Les traités bilatéraux d’investissement contiennent généralement un mécanisme de règlement des différends entre investisseurs et États (RDIE) prévoyant la constitution d’un tribunal arbitral sous l’égide du Centre international pour le règlement des différends relatifs aux Investissements (CIRDI), de la cour internationale d’arbitrage de la Chambre de commerce internationale (CCI) ou selon le règlement d’arbitrage de la Commission des nations unies pour le droit commercial international (CNUDCI). Le Ceta prévoit quant à lui la possibilité de soumettre un litige entre un investisseur européen et le Canada ou entre un investisseur canadien et un État membre de l’UE ou l’UE elle-même à un tribunal arbitral composé de trois arbitres tirés au sort parmi quinze membres, avec la possibilité de faire appel auprès d’une cour d’appel mise en place par le traité, ce qui constitue une innovation majeure du système arbitral de type RDIE. La mise en place de ce système de cour d’arbitrage avec une possibilité d’appel a pour vocation de répondre aux critiques formulées à l’égard du système RDIE existant, en rendant le processus plus transparent. Il est donc encore trop tôt pour dire s’il s’agit d’une bonne ou une mauvaise nouvelle pour les entreprises françaises souhaitant travailler au Canada, dans la mesure où l’on s’éloignerait de ce que l’on connaît. »

Marchés publics

Les marchés publics faisant partie des compétences de l’Europe, les mesures qui s’y rapportent entreront en vigueur dès début 2017. Un chapitre entier, le 19, est consacré à cette question dans l’accord. Celui-ci devrait, dans ce domaine précis, profiter à l’Europe. « Selon le Quai d’Orsay, les marchés publics canadiens sont ouverts à hauteur de 10% actuellement aux entreprises de l’UE. Avec le Ceta, ce chiffre passerait à 30% », rappelle Maître Feigher. « Et les marchés s’ouvriraient au niveau fédéral, mais aussi des provinces, des régions et des villes, ainsi que dans le domaine hospitalier. » Les entreprises de construction européennes pourront-elles en profiter ? « En matière de marchés publics, l’accord couvre de manière générale tous types de biens et services commerciaux visés dans les annexes dédiées aux marchés publics, sous réserve de certaines exceptions, en particulier en matière de protection de la sécurité publique, de l’ordre public, de l’être humain, de la santé ou de la propriété intellectuelle (article 19.3). Les ports et aéroports, ainsi que la construction navale sont aussi exclus. L’accord couvre également spécifiquement les services de construction définis dans la division 51 (« Travaux de construction ») de la Classification centrale des produits des Nations Unies. »

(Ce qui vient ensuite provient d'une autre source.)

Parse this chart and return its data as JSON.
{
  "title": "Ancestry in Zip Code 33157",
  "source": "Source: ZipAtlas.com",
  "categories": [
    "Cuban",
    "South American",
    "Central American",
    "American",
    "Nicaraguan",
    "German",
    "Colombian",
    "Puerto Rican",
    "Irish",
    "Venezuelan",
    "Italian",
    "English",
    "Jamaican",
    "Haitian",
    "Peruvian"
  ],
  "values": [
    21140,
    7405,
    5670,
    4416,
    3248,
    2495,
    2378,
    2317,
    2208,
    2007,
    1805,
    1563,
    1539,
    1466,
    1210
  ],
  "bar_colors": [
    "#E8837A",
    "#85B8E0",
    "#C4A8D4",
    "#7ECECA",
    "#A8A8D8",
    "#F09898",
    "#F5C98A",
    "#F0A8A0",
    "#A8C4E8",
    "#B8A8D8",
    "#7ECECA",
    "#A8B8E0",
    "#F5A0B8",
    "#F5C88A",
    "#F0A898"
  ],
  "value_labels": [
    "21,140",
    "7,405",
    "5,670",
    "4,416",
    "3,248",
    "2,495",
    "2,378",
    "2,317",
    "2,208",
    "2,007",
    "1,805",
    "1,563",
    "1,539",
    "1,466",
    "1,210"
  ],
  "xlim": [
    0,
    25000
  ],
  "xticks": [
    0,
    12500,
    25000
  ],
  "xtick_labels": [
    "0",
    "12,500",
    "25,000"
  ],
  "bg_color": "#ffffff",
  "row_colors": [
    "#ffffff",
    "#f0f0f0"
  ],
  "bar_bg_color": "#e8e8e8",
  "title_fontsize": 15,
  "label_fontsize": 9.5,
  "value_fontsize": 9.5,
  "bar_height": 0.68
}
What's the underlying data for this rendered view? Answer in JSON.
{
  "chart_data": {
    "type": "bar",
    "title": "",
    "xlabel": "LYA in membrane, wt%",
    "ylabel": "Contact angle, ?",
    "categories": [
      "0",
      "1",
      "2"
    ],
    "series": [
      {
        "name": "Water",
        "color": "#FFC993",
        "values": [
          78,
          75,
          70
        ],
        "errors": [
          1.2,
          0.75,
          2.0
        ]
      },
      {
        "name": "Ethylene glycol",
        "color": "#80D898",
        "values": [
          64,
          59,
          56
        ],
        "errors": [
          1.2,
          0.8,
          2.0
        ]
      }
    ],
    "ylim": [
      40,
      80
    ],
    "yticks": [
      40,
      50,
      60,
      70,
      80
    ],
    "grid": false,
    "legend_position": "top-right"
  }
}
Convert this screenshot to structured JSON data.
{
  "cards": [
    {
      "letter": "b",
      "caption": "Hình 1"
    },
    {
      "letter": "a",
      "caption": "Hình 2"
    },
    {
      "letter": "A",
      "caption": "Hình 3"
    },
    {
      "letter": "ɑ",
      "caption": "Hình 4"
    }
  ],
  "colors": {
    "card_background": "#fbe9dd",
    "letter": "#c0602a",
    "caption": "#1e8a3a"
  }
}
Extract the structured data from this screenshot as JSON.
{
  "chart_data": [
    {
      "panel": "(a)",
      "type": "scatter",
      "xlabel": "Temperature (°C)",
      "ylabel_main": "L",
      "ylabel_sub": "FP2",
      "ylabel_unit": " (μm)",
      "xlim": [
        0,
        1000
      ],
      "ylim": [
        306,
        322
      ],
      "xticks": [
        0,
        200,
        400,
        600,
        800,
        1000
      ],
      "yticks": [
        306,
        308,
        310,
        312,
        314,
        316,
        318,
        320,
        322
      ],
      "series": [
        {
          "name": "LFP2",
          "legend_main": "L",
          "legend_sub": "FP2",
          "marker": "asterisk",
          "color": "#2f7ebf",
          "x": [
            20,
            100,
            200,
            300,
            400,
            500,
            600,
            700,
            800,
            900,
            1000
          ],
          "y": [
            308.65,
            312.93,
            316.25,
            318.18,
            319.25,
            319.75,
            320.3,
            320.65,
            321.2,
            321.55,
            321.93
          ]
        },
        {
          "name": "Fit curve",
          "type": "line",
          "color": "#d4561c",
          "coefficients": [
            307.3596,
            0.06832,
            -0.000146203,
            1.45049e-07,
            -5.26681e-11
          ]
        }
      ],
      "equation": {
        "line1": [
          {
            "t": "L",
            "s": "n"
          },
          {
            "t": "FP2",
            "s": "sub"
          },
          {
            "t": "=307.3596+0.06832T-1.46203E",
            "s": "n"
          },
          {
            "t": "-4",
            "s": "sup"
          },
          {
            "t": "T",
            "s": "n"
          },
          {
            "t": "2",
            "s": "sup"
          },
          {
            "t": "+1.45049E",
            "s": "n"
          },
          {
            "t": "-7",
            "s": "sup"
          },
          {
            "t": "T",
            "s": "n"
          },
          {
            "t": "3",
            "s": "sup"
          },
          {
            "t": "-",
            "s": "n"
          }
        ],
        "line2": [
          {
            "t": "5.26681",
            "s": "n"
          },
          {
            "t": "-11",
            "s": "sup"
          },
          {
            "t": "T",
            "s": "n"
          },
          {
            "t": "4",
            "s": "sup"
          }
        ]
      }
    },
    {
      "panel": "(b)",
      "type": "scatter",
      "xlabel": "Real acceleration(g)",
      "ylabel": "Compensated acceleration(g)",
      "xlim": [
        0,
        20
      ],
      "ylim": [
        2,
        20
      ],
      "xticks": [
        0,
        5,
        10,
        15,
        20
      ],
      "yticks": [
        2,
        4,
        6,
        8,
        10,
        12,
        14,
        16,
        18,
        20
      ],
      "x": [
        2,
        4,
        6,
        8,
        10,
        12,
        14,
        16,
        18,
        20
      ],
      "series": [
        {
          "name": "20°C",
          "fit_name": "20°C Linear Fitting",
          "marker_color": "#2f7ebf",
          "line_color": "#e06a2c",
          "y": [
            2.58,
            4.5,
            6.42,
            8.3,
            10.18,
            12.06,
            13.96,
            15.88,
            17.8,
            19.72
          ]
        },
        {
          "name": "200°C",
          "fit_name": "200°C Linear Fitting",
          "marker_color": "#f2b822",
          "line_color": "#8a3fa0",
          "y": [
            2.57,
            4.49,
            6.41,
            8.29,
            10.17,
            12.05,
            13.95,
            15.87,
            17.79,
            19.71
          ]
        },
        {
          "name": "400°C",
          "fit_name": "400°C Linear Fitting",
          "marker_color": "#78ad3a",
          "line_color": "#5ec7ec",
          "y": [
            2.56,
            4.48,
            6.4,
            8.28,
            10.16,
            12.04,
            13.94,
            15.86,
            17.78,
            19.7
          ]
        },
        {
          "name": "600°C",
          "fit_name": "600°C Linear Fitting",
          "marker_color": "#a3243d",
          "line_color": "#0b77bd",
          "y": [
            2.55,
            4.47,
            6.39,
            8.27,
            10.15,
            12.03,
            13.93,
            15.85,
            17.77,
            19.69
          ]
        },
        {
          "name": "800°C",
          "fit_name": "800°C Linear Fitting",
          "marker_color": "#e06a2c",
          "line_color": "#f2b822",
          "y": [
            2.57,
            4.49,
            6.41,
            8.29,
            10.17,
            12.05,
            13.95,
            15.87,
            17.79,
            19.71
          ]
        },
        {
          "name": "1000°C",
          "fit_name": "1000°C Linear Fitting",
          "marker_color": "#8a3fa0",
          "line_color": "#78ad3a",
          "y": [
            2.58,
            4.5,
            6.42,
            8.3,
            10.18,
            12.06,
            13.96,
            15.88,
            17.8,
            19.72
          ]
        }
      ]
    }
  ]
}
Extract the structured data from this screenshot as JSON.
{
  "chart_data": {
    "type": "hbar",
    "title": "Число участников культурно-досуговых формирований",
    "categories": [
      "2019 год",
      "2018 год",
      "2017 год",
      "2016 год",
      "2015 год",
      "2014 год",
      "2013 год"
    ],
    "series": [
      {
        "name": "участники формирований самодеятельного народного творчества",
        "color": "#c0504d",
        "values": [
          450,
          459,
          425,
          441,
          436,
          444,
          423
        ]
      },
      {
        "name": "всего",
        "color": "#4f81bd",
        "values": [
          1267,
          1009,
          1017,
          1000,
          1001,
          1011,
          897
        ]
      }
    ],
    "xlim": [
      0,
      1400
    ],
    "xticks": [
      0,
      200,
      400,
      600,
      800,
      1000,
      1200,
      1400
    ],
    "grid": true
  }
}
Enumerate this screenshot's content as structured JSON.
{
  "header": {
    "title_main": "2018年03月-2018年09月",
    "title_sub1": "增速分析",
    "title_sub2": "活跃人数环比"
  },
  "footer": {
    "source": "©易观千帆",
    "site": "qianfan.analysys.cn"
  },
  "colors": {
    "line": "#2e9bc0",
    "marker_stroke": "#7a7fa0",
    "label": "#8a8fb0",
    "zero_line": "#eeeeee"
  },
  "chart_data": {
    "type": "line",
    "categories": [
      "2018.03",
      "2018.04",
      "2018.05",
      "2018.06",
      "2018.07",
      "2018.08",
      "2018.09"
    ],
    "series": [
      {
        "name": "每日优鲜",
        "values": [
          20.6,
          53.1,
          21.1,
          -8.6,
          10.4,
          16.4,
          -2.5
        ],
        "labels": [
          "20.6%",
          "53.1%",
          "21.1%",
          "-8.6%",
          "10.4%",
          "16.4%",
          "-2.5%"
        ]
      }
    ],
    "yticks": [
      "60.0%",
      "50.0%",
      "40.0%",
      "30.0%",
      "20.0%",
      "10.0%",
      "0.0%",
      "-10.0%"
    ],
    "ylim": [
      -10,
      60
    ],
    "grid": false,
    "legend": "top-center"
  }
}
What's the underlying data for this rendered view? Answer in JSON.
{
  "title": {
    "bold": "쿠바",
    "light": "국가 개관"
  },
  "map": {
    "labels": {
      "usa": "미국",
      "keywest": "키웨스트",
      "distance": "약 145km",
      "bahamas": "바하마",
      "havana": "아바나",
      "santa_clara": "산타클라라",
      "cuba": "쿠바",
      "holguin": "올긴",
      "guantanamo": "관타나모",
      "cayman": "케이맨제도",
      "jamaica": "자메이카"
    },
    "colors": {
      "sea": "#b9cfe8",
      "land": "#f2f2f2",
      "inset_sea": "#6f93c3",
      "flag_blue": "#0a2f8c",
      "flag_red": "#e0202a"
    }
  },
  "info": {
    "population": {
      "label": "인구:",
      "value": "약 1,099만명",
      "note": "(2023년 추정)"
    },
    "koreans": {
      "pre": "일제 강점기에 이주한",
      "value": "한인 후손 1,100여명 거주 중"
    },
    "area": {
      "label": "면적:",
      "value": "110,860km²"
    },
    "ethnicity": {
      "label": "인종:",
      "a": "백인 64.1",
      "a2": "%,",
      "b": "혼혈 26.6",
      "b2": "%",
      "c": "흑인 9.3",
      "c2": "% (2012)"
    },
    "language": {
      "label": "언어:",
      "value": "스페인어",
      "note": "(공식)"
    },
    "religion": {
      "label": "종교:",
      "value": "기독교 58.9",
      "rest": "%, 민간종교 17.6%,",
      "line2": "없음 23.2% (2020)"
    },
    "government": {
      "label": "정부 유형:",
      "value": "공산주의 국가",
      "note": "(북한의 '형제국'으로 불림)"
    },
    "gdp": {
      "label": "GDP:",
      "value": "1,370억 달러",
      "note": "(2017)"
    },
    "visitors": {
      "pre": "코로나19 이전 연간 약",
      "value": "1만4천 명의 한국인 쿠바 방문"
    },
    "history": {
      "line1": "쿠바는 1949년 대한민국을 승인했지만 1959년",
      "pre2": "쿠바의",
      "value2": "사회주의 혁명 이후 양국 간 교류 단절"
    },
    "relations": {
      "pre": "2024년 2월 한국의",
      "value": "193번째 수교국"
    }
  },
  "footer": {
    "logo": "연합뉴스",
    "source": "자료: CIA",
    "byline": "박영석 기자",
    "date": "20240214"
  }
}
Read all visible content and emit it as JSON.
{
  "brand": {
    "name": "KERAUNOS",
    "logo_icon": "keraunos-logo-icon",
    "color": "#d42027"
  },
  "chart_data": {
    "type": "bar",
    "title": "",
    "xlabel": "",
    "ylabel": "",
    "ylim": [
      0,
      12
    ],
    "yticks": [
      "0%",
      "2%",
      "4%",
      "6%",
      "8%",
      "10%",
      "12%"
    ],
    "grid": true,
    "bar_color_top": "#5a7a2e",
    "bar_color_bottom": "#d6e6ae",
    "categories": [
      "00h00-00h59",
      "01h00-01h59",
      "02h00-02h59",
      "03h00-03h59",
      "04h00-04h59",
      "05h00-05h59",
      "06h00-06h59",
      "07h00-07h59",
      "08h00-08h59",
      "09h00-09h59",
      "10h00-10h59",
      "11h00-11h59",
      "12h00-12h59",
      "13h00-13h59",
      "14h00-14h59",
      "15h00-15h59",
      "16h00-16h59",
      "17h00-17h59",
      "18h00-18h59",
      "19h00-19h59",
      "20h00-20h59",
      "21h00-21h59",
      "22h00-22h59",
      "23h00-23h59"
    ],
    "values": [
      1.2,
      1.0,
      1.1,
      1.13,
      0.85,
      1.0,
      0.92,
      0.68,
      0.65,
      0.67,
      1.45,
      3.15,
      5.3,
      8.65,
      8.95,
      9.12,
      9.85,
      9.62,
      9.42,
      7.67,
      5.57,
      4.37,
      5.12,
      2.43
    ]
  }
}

Selon l’avocate, les sujets intéressant le plus le secteur du BTP – le transport routier et ferroviaire, l’énergie,

les services urbains, les bâtiments publics, le logement – entrent donc dans le cadre de l’accord, sous réserve de règles particulières applicables aux provinces du Québec et d’Ontario. L’annexe 19.6 détaille d’ailleurs les services à la construction couverts par le chapitre de l’accord intéressant les marchés publics. Mais ce sont aussi les principes mis en œuvre dans l’octroi des marchés publics qui vont être définis dans le Ceta, comme ceux de non-discrimination, de transparence et d’impartialité. « Ainsi, l’autorité adjudicatrice ne devra plus vérifier que la capacité légale et financière, ainsi que la compétence technique et commerciale du candidat à un marché public. Elle ne pourra pas exiger d’eux l’octroi préalable de contrats par l’entité adjudicatrice ou une expérience significative au Canada, hormis si cela est essentiel pour remplir les conditions de l’appel », indique Janice Feigher. Si les marchés de services (qui comprennent le BTP) rentrent dans le cadre de l’accord, les marchés de fournitures, y compris ceux de matériaux de construction, en font également partie (Annexe 19-4). Dans le sens inverse, les marchés de l’Union européenne, déjà ouverts à 90%, s’ouvriront encore un peu plus, avec un accès aux marchés lancés par l’Union européenne pour son propre compte, notamment pour ses bâtiments.